Vicky Walker, who lives close to the facility, said the smell was particularly strong the past few nights but wasn’t noticeable Thursday afternoon.
She spent three to four nights a week in a hotel after developing a cough, but returned regularly to work from her home office. But she gained five pounds as she stayed inside as much as possible and stopped walking her dog.
“I want to get back to life as I knew it as soon as possible,” Walker said. “And I hope property values don’t suffer.”
The leak at the largest underground gas storage reservoir in the West was declared an emergency by the governor. At its peak, the leak was estimated to contribute about a quarter of the state’s climate-altering methane emissions, leading some to call it the worst environmental disaster since the 2010 BP oil spill in the Gulf of Mexico.
While the gas was invisible, its impact could be seen in half-vacant subdivisions, two shuttered schools and on the faces of angry residents who packed public meetings and community forums and demanded the Aliso Canyon storage facility be shut down.
The blowout happened in a 60-year-old well that was built to pump oil from porous rock a mile-and-a-half below the Santa Susana Mountains. After the oil ran dry in the 1970s, the field of 115 wells was reused to store natural gas.
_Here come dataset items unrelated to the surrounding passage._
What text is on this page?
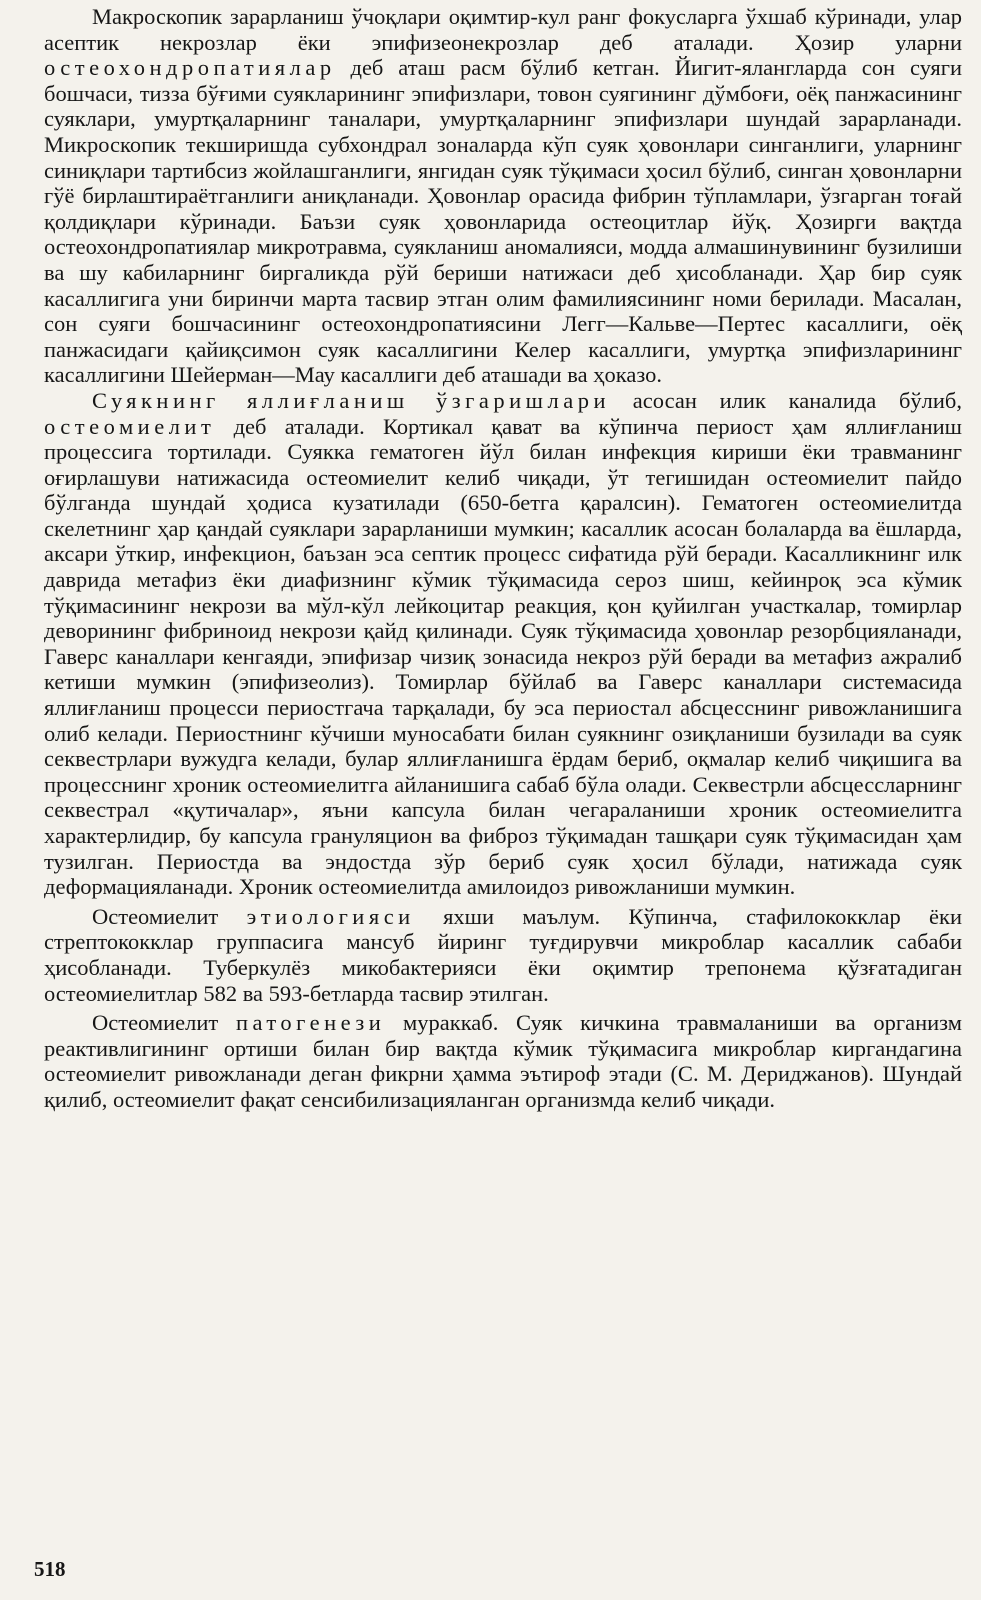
Макроскопик зарарланиш ўчоқлари оқимтир-кул ранг фокусларга ўхшаб кўринади, улар асептик некрозлар ёки эпифизеонекрозлар деб аталади. Ҳозир уларни остеохондропатиялар деб аташ расм бўлиб кетган. Йигит-ялангларда сон суяги бошчаси, тизза бўғими суякларининг эпифизлари, товон суягининг дўмбоғи, оёқ панжасининг суяклари, умуртқаларнинг таналари, умуртқаларнинг эпифизлари шундай зарарланади. Микроскопик текширишда субхондрал зоналарда кўп суяк ҳовонлари синганлиги, уларнинг синиқлари тартибсиз жойлашганлиги, янгидан суяк тўқимаси ҳосил бўлиб, синган ҳовонларни гўё бирлаштираётганлиги аниқланади. Ҳовонлар орасида фибрин тўпламлари, ўзгарган тоғай қолдиқлари кўринади. Баъзи суяк ҳовонларида остеоцитлар йўқ. Ҳозирги вақтда остеохондропатиялар микротравма, суякланиш аномалияси, модда алмашинувининг бузилиши ва шу кабиларнинг биргаликда рўй бериши натижаси деб ҳисобланади. Ҳар бир суяк касаллигига уни биринчи марта тасвир этган олим фамилиясининг номи берилади. Масалан, сон суяги бошчасининг остеохондропатиясини Легг—Кальве—Пертес касаллиги, оёқ панжасидаги қайиқсимон суяк касаллигини Келер касаллиги, умуртқа эпифизларининг касаллигини Шейерман—Мау касаллиги деб аташади ва ҳоказо.

Суякнинг яллиғланиш ўзгаришлари асосан илик каналида бўлиб, остеомиелит деб аталади. Кортикал қават ва кўпинча периост ҳам яллиғланиш процессига тортилади. Суякка гематоген йўл билан инфекция кириши ёки травманинг оғирлашуви натижасида остеомиелит келиб чиқади, ўт тегишидан остеомиелит пайдо бўлганда шундай ҳодиса кузатилади (650-бетга қаралсин). Гематоген остеомиелитда скелетнинг ҳар қандай суяклари зарарланиши мумкин; касаллик асосан болаларда ва ёшларда, аксари ўткир, инфекцион, баъзан эса септик процесс сифатида рўй беради. Касалликнинг илк даврида метафиз ёки диафизнинг кўмик тўқимасида сероз шиш, кейинроқ эса кўмик тўқимасининг некрози ва мўл-кўл лейкоцитар реакция, қон қуйилган участкалар, томирлар деворининг фибриноид некрози қайд қилинади. Суяк тўқимасида ҳовонлар резорбцияланади, Гаверс каналлари кенгаяди, эпифизар чизиқ зонасида некроз рўй беради ва метафиз ажралиб кетиши мумкин (эпифизеолиз). Томирлар бўйлаб ва Гаверс каналлари системасида яллиғланиш процесси периостгача тарқалади, бу эса периостал абсцесснинг ривожланишига олиб келади. Периостнинг кўчиши муносабати билан суякнинг озиқланиши бузилади ва суяк секвестрлари вужудга келади, булар яллиғланишга ёрдам бериб, оқмалар келиб чиқишига ва процесснинг хроник остеомиелитга айланишига сабаб бўла олади. Секвестрли абсцессларнинг секвестрал «қутичалар», яъни капсула билан чегараланиши хроник остеомиелитга характерлидир, бу капсула грануляцион ва фиброз тўқимадан ташқари суяк тўқимасидан ҳам тузилган. Периостда ва эндостда зўр бериб суяк ҳосил бўлади, натижада суяк деформацияланади. Хроник остеомиелитда амилоидоз ривожланиши мумкин.

Остеомиелит этиологияси яхши маълум. Кўпинча, стафилококклар ёки стрептококклар группасига мансуб йиринг туғдирувчи микроблар касаллик сабаби ҳисобланади. Туберкулёз микобактерияси ёки оқимтир трепонема қўзғатадиган остеомиелитлар 582 ва 593-бетларда тасвир этилган.

Остеомиелит патогенези мураккаб. Суяк кичкина травмаланиши ва организм реактивлигининг ортиши билан бир вақтда кўмик тўқимасига микроблар киргандагина остеомиелит ривожланади деган фикрни ҳамма эътироф этади (С. М. Дериджанов). Шундай қилиб, остеомиелит фақат сенсибилизацияланган организмда келиб чиқади.

518
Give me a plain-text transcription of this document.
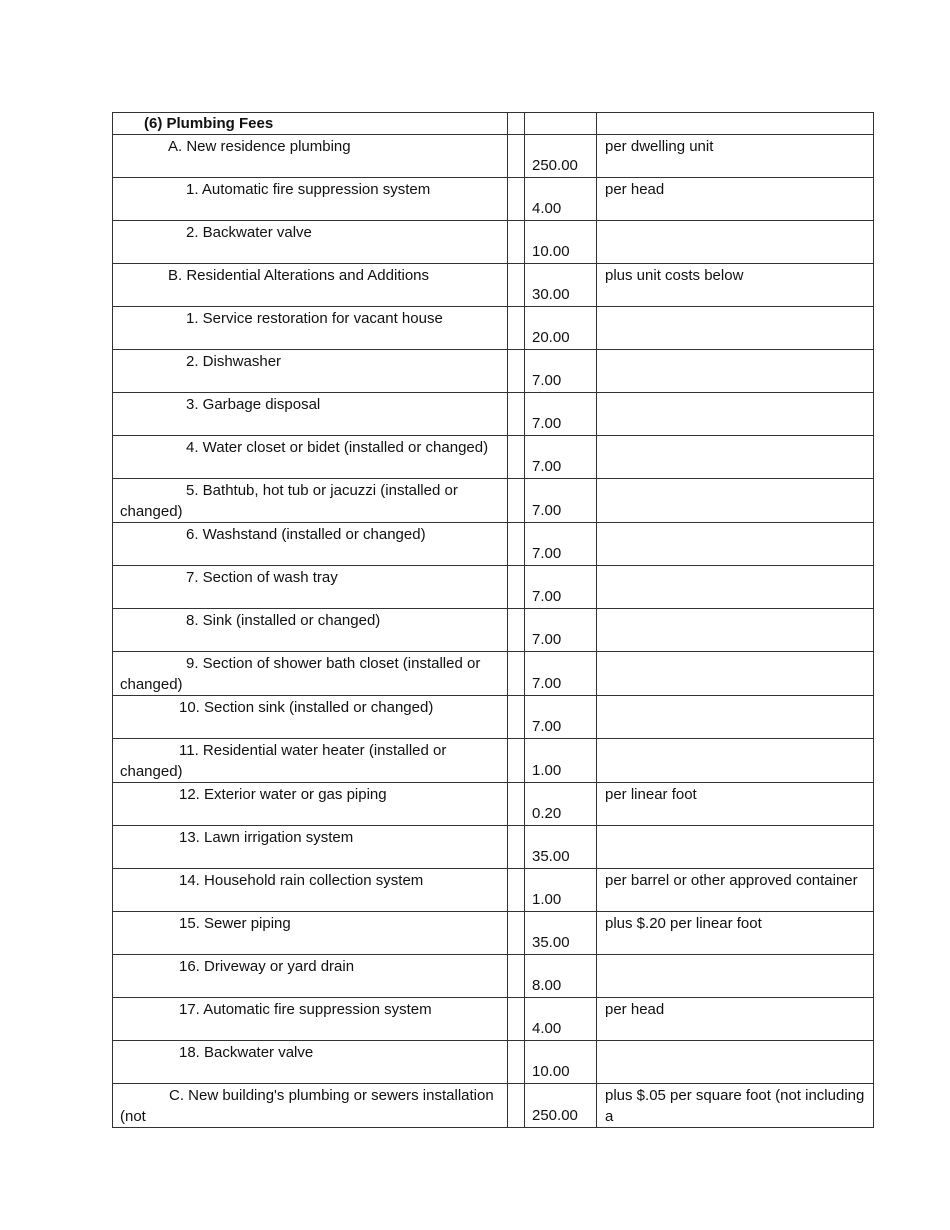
(6) Plumbing Fees			

A. New residence plumbing		250.00	per dwelling unit
1. Automatic fire suppression system		4.00	per head
2. Backwater valve		10.00	
B. Residential Alterations and Additions		30.00	plus unit costs below
1. Service restoration for vacant house		20.00	
2. Dishwasher		7.00	
3. Garbage disposal		7.00	
4. Water closet or bidet (installed or changed)		7.00	
5. Bathtub, hot tub or jacuzzi (installed or changed)		7.00	
6. Washstand (installed or changed)		7.00	
7. Section of wash tray		7.00	
8. Sink (installed or changed)		7.00	
9. Section of shower bath closet (installed or changed)		7.00	
10. Section sink (installed or changed)		7.00	
11. Residential water heater (installed or changed)		1.00	
12. Exterior water or gas piping		0.20	per linear foot
13. Lawn irrigation system		35.00	
14. Household rain collection system		1.00	per barrel or other approved container
15. Sewer piping		35.00	plus $.20 per linear foot
16. Driveway or yard drain		8.00	
17. Automatic fire suppression system		4.00	per head
18. Backwater valve		10.00	
C. New building's plumbing or sewers installation (not		250.00	plus $.05 per square foot (not including a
When demand and prices were low, gas was injected at high pressure in the ground. It was piped out during cold months or to fuel gas-run electricity plants during energy spikes.
Regulators will use high-tech equipment to survey the ruptured pipe for clues about what went wrong before cement is poured into the well to permanently cap it.
Residents who voluntarily moved out will have at least a week to return to their homes after inspectors certify it is safe.
SoCalGas has paid to relocate residents in hotels, apartments and houses. Hotel dwellers will have eight days to return home and those who moved to other accommodations can stay through the end of short-term leases they signed.
In recent weeks, many people have gone home as the rate of the leak dwindled and air filters were installed in their homes.
Once the well is sealed, though, life for some may never return to normal. The incident has focused attention on the aging facility and the state is investigating the impact if it were shut down to figure out how Southern California would replace a major source of energy.
Some folks have said they don’t want to move back, and many are concerned about what the incident has done to the value of their homes. The company is facing more than two dozen lawsuits, some of which seek class-action status.